Sofia Estelar conhecia bastante bem Marcus Belling. Esse conhecimento advinha não apenas dos largos anos em que já trabalhava com o famoso hipnotizador, mas igualmente, porque ela própria já tinha sido hipnotizada por ele. De certa forma, ela tinha sido, até àquele momento, cética quanto aos efeitos da hipnose, embora nunca o tivesse confessado. Ela sabia que essa confissão iria entristecer Marcus Belling.

Essa experiência de hipnose tinha ocorrido há vários anos e nessa altura, foi ele que lhe dirigiu pessoalmente esse pedido. Há dez anos que Belling praticava a Terapia de Vidas Passadas, quando num certo momento da sua carreira, sentiu que precisava de testar com alguém de confiança, se as crenças e os mitos poderiam influenciar as lembranças que as pessoas tinham do passado.
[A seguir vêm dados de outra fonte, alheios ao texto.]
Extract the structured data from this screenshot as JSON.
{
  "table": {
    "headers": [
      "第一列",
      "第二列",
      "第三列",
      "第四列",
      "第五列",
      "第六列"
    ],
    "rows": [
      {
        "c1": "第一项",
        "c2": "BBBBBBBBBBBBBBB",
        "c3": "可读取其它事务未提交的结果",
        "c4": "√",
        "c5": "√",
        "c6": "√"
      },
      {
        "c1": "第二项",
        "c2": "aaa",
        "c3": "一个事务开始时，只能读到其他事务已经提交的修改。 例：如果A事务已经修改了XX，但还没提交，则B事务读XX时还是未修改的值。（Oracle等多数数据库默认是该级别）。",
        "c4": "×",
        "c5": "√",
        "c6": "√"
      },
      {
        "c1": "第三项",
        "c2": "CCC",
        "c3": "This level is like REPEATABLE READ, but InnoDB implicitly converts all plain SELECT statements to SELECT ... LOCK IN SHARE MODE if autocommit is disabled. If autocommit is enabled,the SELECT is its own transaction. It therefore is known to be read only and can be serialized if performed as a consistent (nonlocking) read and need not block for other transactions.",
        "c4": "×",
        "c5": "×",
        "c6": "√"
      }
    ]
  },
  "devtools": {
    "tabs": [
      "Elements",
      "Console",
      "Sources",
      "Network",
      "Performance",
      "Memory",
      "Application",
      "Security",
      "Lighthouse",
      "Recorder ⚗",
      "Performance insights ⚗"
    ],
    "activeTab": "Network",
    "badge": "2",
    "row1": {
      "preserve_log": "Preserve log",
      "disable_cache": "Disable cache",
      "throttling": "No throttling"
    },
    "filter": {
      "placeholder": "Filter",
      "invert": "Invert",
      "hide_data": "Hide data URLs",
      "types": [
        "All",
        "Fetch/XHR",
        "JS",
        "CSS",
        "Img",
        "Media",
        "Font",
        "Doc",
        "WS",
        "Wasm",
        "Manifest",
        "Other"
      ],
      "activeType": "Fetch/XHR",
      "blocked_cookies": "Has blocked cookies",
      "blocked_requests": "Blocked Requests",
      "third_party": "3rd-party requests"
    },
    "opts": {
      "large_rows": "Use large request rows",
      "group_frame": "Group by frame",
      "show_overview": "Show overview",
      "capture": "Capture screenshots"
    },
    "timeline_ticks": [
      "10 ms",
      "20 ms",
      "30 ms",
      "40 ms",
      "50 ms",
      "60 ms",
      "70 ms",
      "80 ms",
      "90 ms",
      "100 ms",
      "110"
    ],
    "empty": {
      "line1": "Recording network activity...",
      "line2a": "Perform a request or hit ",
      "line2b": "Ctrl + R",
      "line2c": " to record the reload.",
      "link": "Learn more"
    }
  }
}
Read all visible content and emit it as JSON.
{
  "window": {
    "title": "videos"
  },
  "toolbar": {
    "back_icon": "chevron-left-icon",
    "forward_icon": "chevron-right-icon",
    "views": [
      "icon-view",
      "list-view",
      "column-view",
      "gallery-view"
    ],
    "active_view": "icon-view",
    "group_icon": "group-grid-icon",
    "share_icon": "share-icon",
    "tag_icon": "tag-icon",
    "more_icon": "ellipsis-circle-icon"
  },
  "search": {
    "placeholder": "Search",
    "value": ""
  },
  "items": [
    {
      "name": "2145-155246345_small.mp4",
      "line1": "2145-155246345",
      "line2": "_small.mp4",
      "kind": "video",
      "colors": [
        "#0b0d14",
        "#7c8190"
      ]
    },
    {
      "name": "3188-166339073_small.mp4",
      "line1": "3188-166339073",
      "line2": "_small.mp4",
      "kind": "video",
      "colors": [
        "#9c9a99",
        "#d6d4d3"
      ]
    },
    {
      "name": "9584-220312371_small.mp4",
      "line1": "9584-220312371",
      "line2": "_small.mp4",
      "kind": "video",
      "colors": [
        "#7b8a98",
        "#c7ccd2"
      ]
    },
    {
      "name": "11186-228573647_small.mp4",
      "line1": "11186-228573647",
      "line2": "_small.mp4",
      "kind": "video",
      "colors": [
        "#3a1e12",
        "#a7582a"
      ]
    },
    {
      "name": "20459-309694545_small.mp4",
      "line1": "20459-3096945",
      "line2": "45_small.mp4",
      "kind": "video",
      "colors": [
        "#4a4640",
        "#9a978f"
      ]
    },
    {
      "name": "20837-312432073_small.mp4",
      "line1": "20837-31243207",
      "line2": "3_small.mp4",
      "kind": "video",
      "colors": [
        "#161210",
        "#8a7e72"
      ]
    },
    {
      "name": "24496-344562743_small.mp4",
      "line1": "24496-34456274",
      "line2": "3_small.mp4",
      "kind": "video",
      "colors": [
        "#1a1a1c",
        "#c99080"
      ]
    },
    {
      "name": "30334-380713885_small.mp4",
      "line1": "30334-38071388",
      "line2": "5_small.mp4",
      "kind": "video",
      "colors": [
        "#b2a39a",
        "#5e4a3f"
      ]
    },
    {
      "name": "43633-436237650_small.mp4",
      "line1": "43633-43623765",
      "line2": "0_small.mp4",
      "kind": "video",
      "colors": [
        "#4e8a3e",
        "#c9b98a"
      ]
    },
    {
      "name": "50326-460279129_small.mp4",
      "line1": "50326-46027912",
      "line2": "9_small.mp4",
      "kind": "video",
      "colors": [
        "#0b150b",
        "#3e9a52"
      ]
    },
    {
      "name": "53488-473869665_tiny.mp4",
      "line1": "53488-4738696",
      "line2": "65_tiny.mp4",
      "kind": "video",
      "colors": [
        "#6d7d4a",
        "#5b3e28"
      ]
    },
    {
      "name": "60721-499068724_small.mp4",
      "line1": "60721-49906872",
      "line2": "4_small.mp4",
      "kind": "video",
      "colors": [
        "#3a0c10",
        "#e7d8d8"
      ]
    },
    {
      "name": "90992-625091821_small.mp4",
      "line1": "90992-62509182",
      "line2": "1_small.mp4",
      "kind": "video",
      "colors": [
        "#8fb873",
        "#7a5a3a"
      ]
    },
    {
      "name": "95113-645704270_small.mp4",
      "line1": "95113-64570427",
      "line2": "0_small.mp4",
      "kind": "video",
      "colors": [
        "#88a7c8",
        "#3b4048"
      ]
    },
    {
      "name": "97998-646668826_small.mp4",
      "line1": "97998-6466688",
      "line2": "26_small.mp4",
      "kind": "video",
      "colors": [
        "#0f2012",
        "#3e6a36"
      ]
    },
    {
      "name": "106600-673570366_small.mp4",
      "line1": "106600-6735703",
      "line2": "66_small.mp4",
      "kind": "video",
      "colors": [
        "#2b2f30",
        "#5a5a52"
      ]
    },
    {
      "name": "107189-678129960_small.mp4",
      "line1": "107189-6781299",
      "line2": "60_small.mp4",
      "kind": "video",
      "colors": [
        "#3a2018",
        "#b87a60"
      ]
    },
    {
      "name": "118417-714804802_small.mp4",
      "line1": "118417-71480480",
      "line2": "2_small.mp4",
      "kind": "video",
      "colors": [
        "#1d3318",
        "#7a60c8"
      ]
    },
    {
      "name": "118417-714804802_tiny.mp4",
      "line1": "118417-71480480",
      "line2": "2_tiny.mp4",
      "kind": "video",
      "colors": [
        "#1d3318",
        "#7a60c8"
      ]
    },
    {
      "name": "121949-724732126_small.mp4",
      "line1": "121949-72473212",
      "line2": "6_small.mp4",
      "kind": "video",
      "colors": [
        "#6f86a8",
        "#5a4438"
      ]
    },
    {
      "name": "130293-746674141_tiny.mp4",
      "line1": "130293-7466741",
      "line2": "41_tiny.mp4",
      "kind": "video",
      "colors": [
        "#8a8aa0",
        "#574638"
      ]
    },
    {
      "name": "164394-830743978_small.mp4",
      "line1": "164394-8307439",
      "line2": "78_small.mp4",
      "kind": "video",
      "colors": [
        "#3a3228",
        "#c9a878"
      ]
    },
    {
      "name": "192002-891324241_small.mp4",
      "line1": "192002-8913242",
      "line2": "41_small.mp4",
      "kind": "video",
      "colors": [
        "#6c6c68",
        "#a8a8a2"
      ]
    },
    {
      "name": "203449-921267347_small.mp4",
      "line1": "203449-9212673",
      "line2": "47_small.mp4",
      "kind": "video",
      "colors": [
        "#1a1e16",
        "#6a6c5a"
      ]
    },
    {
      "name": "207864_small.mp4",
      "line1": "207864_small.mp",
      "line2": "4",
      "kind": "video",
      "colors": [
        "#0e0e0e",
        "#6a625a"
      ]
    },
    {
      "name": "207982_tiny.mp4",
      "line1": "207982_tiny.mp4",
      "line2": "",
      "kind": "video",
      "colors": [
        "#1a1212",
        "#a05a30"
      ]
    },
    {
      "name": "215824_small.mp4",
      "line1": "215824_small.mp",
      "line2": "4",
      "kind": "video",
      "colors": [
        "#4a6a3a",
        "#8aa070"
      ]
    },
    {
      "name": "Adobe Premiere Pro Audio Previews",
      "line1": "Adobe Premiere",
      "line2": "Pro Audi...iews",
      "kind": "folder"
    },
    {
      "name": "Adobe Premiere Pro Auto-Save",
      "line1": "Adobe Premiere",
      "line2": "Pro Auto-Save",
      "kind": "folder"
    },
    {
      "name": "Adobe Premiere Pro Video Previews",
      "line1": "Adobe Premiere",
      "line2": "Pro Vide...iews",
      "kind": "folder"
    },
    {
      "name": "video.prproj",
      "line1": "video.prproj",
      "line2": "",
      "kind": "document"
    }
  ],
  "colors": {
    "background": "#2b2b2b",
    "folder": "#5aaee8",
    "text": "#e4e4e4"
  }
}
Esta ideia tornou-se um verdadeiro desafio. Tudo porque existia uma corrente interna no Conselho Nacional de Hipnose que rejeitava a Terapia de Regressão como forma de tratamento de diversos sintomas e distúrbios. Nesse aspeto, Salvaterra e Belling distinguiam-se de alguns dos demais colegas do Conselho. Os dois usavam frequentemente a hipnose na regressão, mas existiam alguns hipnotizadores que recusavam a existência do efeito terapêutico neste tipo de terapia. Esses mesmos hipnotizadores defendiam que, essas recordações das vidas passadas, mais não eram do que desconexões no sistema de memória pois o ser humano usava as suas experiências pessoais e as suas crenças para recriar imagens de um passado que nunca tinha existido.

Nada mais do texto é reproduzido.